自社が製造していない原料の問題であっても、自社ブランドで売っている以上、回収の当事者になるのは自社です。
2024年の紅麹関連の一件では、原料の供給を受けていた多くの企業が製品の自主回収に踏み切りました。
自分たちが作っていない部分で回収が起きるという事態は、実際に起きています。
なお、PL保険の加入証明を求めるのはよくある実務ですが、これは法令上の義務ではなく商慣行です。
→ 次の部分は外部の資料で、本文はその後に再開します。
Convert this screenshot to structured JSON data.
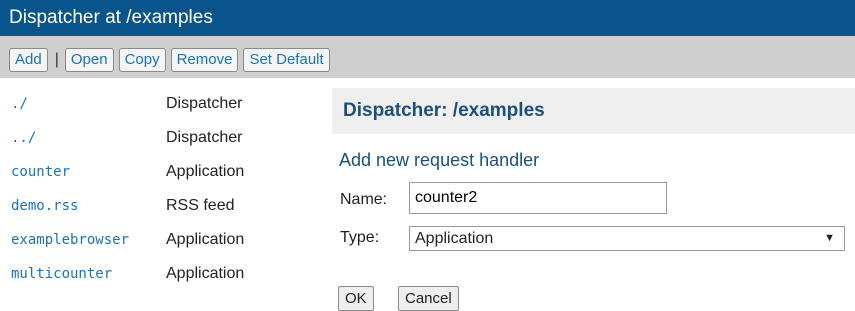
{
  "title": "Dispatcher at /examples",
  "toolbar": {
    "add": "Add",
    "separator": "|",
    "open": "Open",
    "copy": "Copy",
    "remove": "Remove",
    "set_default": "Set Default"
  },
  "handlers": [
    {
      "name": "./",
      "type": "Dispatcher"
    },
    {
      "name": "../",
      "type": "Dispatcher"
    },
    {
      "name": "counter",
      "type": "Application"
    },
    {
      "name": "demo.rss",
      "type": "RSS feed"
    },
    {
      "name": "examplebrowser",
      "type": "Application"
    },
    {
      "name": "multicounter",
      "type": "Application"
    }
  ],
  "panel": {
    "heading": "Dispatcher: /examples",
    "subheading": "Add new request handler",
    "name_label": "Name:",
    "name_value": "counter2",
    "type_label": "Type:",
    "type_value": "Application",
    "ok": "OK",
    "cancel": "Cancel"
  }
}
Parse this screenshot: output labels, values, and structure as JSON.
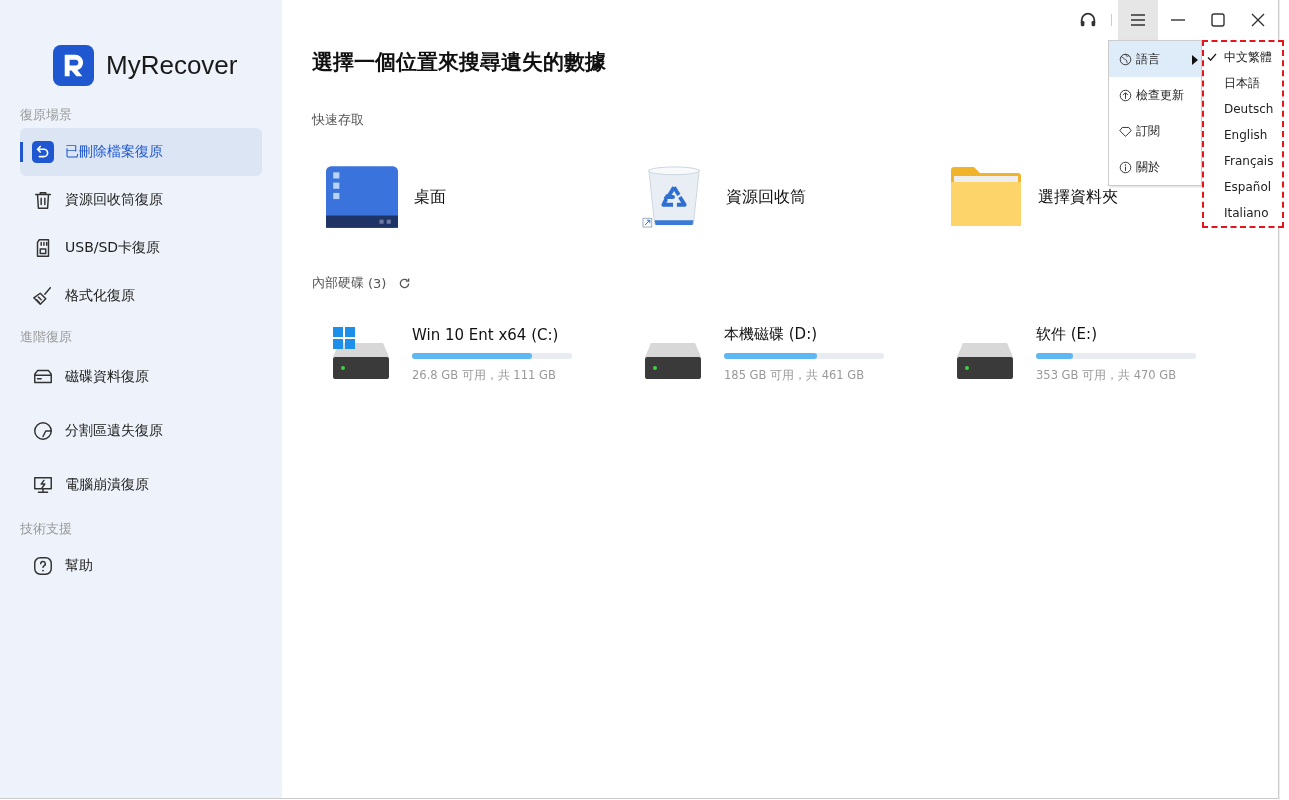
{
  "app": {
    "name": "MyRecover"
  },
  "sidebar": {
    "sections": [
      {
        "title": "復原場景",
        "items": [
          {
            "label": "已刪除檔案復原",
            "selected": true
          },
          {
            "label": "資源回收筒復原",
            "selected": false
          },
          {
            "label": "USB/SD卡復原",
            "selected": false
          },
          {
            "label": "格式化復原",
            "selected": false
          }
        ]
      },
      {
        "title": "進階復原",
        "items": [
          {
            "label": "磁碟資料復原",
            "selected": false
          },
          {
            "label": "分割區遺失復原",
            "selected": false
          },
          {
            "label": "電腦崩潰復原",
            "selected": false
          }
        ]
      },
      {
        "title": "技術支援",
        "items": [
          {
            "label": "幫助",
            "selected": false
          }
        ]
      }
    ]
  },
  "main": {
    "title": "選擇一個位置來搜尋遺失的數據",
    "quick_access": {
      "title": "快速存取",
      "items": [
        {
          "label": "桌面"
        },
        {
          "label": "資源回收筒"
        },
        {
          "label": "選擇資料夾"
        }
      ]
    },
    "internal_disks": {
      "title": "內部硬碟",
      "count": "(3)",
      "drives": [
        {
          "name": "Win 10 Ent x64 (C:)",
          "system": true,
          "level": 0.75,
          "usage": "26.8 GB 可用，共 111 GB"
        },
        {
          "name": "本機磁碟 (D:)",
          "system": false,
          "level": 0.58,
          "usage": "185 GB 可用，共 461 GB"
        },
        {
          "name": "软件 (E:)",
          "system": false,
          "level": 0.23,
          "usage": "353 GB 可用，共 470 GB"
        }
      ]
    }
  },
  "menu": {
    "items": [
      {
        "label": "語言",
        "expanded": true
      },
      {
        "label": "檢查更新",
        "expanded": false
      },
      {
        "label": "訂閱",
        "expanded": false
      },
      {
        "label": "關於",
        "expanded": false
      }
    ],
    "languages": [
      {
        "label": "中文繁體",
        "selected": true
      },
      {
        "label": "日本語",
        "selected": false
      },
      {
        "label": "Deutsch",
        "selected": false
      },
      {
        "label": "English",
        "selected": false
      },
      {
        "label": "Français",
        "selected": false
      },
      {
        "label": "Español",
        "selected": false
      },
      {
        "label": "Italiano",
        "selected": false
      }
    ]
  }
}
求めても断られることはありますし、断られたこと自体が違法というわけではありません。
まとめ
サプリメーカーとの取引で確認しておきたいことを、あらためて整理します。
- 仕入れて売るだけなら許可も届出も不要なことが多いが、扱う製品の保存温度で変わるので保健所に確認する
- 製造委託先には、営業許可証や届出済証を出してもらい、業種区分が製品の形態と合っているかを見る
- 機能性表示食品のサプリメントについては、2026年9月1日からGMP基準の適用が実施される
- GMP認証は工場単位なので、自社製品を作る工場が対象かどうかを認証書で確かめる
- 表示内容に責任を持つのは、製造元ではなく販売者として名前を載せた側になる
- 薬機法も健康増進法も「何人も」が主語なので、販促物を転載した販売側も規制の対象になる
- 会社そのものは、法人番号で特定したうえで公的なデータベースを使って確認する
制度は今も動いています。
サプリメントを法令上どう定義するかについては2026年6月に中間とりまとめが出た段階で、今後さらに変わる可能性があります。
一度調べたら終わりではなく、契約更新のタイミングで確認し直す前提で付き合っていくのが、結局いちばん安全だと思っています。